WEBTOON CFO Details Creator Economy Model Behind Digital Comics Platform's Billion-Dollar Valuation
The finance chief of WEBTOON Entertainment is pulling back the curtain on how the digital comics platform built what he calls a "billion-dollar fandom" by flipping the traditional media economics model on its head.
David Lee, who serves as both CFO and COO of WEBTOON Entertainment, discussed the company's creator-first financial strategy in a recent interview, offering a rare glimpse into how digital platforms are restructuring content economics. For finance leaders watching the creator economy's impact on media business models, WEBTOON's approach represents a fundamental rethinking of how content gets funded, distributed, and monetized.
The company's model centers on what Lee describes as a creator economy playbook—essentially, paying creators upfront and sharing revenue rather than operating as a traditional publisher that acquires rights and bears all production risk. It's the difference between being a venture capitalist for content versus being a traditional studio, and the unit economics look completely different.
Here's what makes this interesting from a CFO perspective: WEBTOON isn't just licensing finished content. The platform is effectively underwriting creator businesses, which means Lee's finance function has to evaluate thousands of individual content investments the way a VC firm evaluates startups. That requires different metrics, different risk models, and—critically—different systems for tracking performance across a massive portfolio of micro-businesses.

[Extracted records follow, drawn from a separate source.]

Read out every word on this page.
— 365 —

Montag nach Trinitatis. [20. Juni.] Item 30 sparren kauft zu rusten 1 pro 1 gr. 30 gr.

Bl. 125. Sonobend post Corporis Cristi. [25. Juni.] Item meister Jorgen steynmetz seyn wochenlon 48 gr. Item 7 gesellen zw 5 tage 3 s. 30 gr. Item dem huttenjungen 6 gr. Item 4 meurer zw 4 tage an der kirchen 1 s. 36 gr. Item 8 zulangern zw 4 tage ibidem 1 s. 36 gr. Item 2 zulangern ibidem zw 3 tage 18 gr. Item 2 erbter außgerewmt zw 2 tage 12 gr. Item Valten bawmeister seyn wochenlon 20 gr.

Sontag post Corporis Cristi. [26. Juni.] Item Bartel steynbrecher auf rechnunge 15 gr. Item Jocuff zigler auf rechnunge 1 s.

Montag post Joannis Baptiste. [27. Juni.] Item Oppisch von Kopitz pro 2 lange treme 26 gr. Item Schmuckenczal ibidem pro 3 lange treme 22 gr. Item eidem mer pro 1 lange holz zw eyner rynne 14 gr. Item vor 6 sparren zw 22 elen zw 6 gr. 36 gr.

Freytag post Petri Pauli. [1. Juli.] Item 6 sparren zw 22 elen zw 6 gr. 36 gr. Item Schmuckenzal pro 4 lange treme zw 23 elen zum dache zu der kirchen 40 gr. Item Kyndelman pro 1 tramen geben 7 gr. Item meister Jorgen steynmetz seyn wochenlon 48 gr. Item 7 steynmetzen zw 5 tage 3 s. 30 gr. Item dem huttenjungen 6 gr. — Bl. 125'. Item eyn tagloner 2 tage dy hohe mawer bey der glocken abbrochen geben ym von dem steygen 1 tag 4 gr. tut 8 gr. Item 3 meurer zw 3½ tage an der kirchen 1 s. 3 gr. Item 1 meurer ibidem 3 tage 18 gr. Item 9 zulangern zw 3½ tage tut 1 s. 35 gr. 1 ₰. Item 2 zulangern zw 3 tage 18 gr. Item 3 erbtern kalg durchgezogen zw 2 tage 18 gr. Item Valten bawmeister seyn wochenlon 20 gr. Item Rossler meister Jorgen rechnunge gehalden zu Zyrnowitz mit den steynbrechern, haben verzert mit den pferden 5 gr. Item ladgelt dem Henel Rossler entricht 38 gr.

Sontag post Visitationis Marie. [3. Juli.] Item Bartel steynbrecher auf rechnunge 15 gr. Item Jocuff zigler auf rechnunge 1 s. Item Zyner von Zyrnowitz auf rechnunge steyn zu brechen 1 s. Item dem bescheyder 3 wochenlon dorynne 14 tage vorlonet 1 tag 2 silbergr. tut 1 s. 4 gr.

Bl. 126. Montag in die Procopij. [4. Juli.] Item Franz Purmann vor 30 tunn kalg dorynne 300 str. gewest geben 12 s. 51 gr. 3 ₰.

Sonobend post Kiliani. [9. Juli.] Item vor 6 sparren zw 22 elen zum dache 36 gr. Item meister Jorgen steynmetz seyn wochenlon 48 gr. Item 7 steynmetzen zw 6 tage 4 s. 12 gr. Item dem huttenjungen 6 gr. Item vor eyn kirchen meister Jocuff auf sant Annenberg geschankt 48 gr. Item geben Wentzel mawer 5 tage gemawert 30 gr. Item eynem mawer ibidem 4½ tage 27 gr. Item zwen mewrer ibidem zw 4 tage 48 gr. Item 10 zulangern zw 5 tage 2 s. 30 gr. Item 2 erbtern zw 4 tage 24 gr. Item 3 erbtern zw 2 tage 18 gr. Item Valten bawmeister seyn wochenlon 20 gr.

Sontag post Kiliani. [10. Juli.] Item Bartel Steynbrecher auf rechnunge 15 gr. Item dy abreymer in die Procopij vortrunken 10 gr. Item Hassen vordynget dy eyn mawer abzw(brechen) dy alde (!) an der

The "billion-dollar fandom" Lee references isn't just marketing speak. For digital platforms, engaged user communities translate directly into predictable revenue streams through subscriptions, microtransactions, and IP licensing. WEBTOON's content has spawned television adaptations and other media properties, creating secondary revenue streams that traditional publishers would have captured through rights ownership. Instead, WEBTOON shares in the upside while creators retain more control.
This matters beyond the entertainment industry. The same economic structure is emerging across software, education, and professional services—anywhere individual creators or small teams can build audiences directly. Finance leaders are increasingly being asked to model businesses where the company doesn't own the core assets but rather operates the infrastructure that connects creators to audiences.
Lee's dual role as CFO and COO is itself telling. The operational and financial functions at creator economy companies are deeply intertwined because the business model is the product. You can't separate how the platform works from how money flows through it, which is why Lee oversees both.
The challenge for finance teams in this model is measurement. Traditional media companies track relatively simple metrics: production costs, distribution costs, revenue per title. Creator economy platforms need to track creator acquisition costs, creator lifetime value, revenue share percentages, and portfolio performance across thousands of simultaneous bets. It's more like managing a mutual fund than managing a production studio.
What WEBTOON's experience suggests is that the creator economy isn't just a new distribution channel—it's a new capital structure for content businesses. And that means CFOs need to think less like traditional media finance chiefs and more like portfolio managers who happen to work in entertainment.